Jack Reacher: Never Go Back

Live. Die. Repeat.

Grade: D +
Director: Edward Zwick
Starring: Tom Cruise, Cobie Smulders, Aldis Hodge, Patrick Heusinger and Danika Yarosh
MPAA Rating: PG-13
Running Time: 1 hr. 58 min.

Whereas Tom Cruise’s Mission: Impossible franchise is his successful American appropriation of James Bond, Jack Reacher is a stillborn Jason Bourne. Now saddled with a title-cum-epitaph, Jack Reacher: Never Go Back is a sequel nobody wants to a movie few remember.

With Christopher McQuarrie, director of the first Jack Reacher film in 2012, graduating to Cruise’s last M:I installment, Never Go Back is left with director Edward Zwick. Zwick previously worked with Cruise on The Last Samurai, but their sophomore collaboration comes off like a bad knockoff of a 1980s thriller, or a STARZ original movie.

It’s easier to list the ways this purported plot doesn’t make sense than how it might. In the midst of walking the earth and getting into adventures, Reacher (Cruise) decides to finally pay a visit to Major Susan Turner (Cobie Smulders), his military police successor and new handler, presumably because she has a flirty phone voice. When he arrives back at Fort Dyer, he learns that Turner has been arrested for espionage in relation to the overseas shooting of a couple of military investigators.

It’s barely discernible why the bad guys want to frame Turner. But once Reacher starts asking questions, they suddenly decide to also target him, with the death of Turner’s military lawyer. Oh, by the way, Reacher discovers he’s been sued by a woman he doesn’t remember for paternity of a teenage girl, Samantha (Danika Yarosh), he didn’t know about.
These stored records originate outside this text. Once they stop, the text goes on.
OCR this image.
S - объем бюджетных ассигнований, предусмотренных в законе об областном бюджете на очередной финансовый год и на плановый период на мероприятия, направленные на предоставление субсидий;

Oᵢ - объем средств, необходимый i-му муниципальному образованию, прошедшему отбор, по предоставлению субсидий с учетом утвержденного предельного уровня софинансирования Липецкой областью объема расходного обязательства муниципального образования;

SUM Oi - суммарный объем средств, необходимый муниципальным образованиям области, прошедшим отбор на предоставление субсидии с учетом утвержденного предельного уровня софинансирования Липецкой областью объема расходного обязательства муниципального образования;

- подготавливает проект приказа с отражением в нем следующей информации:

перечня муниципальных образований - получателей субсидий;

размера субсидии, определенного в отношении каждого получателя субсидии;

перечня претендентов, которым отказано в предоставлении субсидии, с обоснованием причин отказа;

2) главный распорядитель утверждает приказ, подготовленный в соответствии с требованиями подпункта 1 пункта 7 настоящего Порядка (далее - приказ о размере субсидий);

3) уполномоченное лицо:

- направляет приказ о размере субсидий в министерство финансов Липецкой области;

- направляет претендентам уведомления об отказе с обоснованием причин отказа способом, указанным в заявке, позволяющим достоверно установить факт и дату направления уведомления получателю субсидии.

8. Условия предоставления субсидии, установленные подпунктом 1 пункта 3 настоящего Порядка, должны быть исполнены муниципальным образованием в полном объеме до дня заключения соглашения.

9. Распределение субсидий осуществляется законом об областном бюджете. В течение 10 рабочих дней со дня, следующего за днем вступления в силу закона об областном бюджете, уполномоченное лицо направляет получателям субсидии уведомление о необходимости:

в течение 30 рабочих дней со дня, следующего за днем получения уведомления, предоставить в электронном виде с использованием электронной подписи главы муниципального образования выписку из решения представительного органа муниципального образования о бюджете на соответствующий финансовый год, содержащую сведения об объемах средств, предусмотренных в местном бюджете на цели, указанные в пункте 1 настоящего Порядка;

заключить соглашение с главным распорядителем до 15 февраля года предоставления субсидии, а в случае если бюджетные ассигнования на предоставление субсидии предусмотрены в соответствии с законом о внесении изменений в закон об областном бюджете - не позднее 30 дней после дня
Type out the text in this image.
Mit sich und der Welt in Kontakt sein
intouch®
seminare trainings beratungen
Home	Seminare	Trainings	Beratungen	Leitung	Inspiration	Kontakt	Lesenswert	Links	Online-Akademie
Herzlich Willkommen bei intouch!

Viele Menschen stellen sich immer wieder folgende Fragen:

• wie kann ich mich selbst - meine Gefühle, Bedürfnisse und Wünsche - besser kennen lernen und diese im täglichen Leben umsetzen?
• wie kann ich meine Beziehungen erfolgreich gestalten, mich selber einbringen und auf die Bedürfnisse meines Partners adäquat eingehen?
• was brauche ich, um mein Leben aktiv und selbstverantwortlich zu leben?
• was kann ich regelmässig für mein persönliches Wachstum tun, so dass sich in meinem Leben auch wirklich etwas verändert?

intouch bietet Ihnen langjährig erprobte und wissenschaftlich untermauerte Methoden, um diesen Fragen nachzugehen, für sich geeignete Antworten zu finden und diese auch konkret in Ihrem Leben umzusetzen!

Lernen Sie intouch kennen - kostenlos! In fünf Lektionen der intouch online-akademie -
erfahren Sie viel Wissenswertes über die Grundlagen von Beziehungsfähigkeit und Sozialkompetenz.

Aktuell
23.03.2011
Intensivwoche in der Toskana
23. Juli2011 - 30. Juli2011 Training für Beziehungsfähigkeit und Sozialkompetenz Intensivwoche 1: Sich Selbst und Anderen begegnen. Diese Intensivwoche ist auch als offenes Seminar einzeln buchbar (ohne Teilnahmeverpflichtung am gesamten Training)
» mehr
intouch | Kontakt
It’s anyone guess why a shadowy military contractor and their hired heavy (Patrick Heusinger) decide to go after Reacher’s daughter, particularly after daddy starts protecting her, rather than the woman—who plays no part in the film—with whom he presumably had this child. In between, the cast runs around a lot, hamstrung by wooden dialogue and emotions. The actors, even the earnest and reliable Cruise, never appear in sync with each other or the director, who leans heavily on reaction shots and ham-fisted editing.

But it’s plot craters that cripple this misbegotten military potboiler. Supporting characters appear without much lead-up and then recede before being developed. When our trio use some IDs and credit cards Samantha stole to purchase plane tickets to New Orleans, the baddies are somehow immediately alerted, even though the only way they could is if the credit cards had already been reported stolen, in which case they probably couldn't be used them to buy airline tickets. Two paramilitary minions somehow make their way onto the same plane, where Reacher dispatches both midflight, one in clear view of the passenger cabin, without arousing any clamor.

It all ends in The Big Easy, where the interior scenes—including a couple of false endings, one prompted by that dang stolen credit card somehow still working—look like they were filmed on the set of a high school production of A Streetcar Named Desire. It’s capped by a howler of a denouement that questions how the paternity suit against Reacher could ever exist in the first place.

Any invitation to suspend disbelief for Jack Reacher: Never Go Back is countered by the fact that the film’s labyrinthine narrative invites such scrutiny, and that the already mind-numbing narrative amounts to even less without its darting plotlines propelling it. If this is what the Jack Reacher films will give us, let’s all agree to never go back.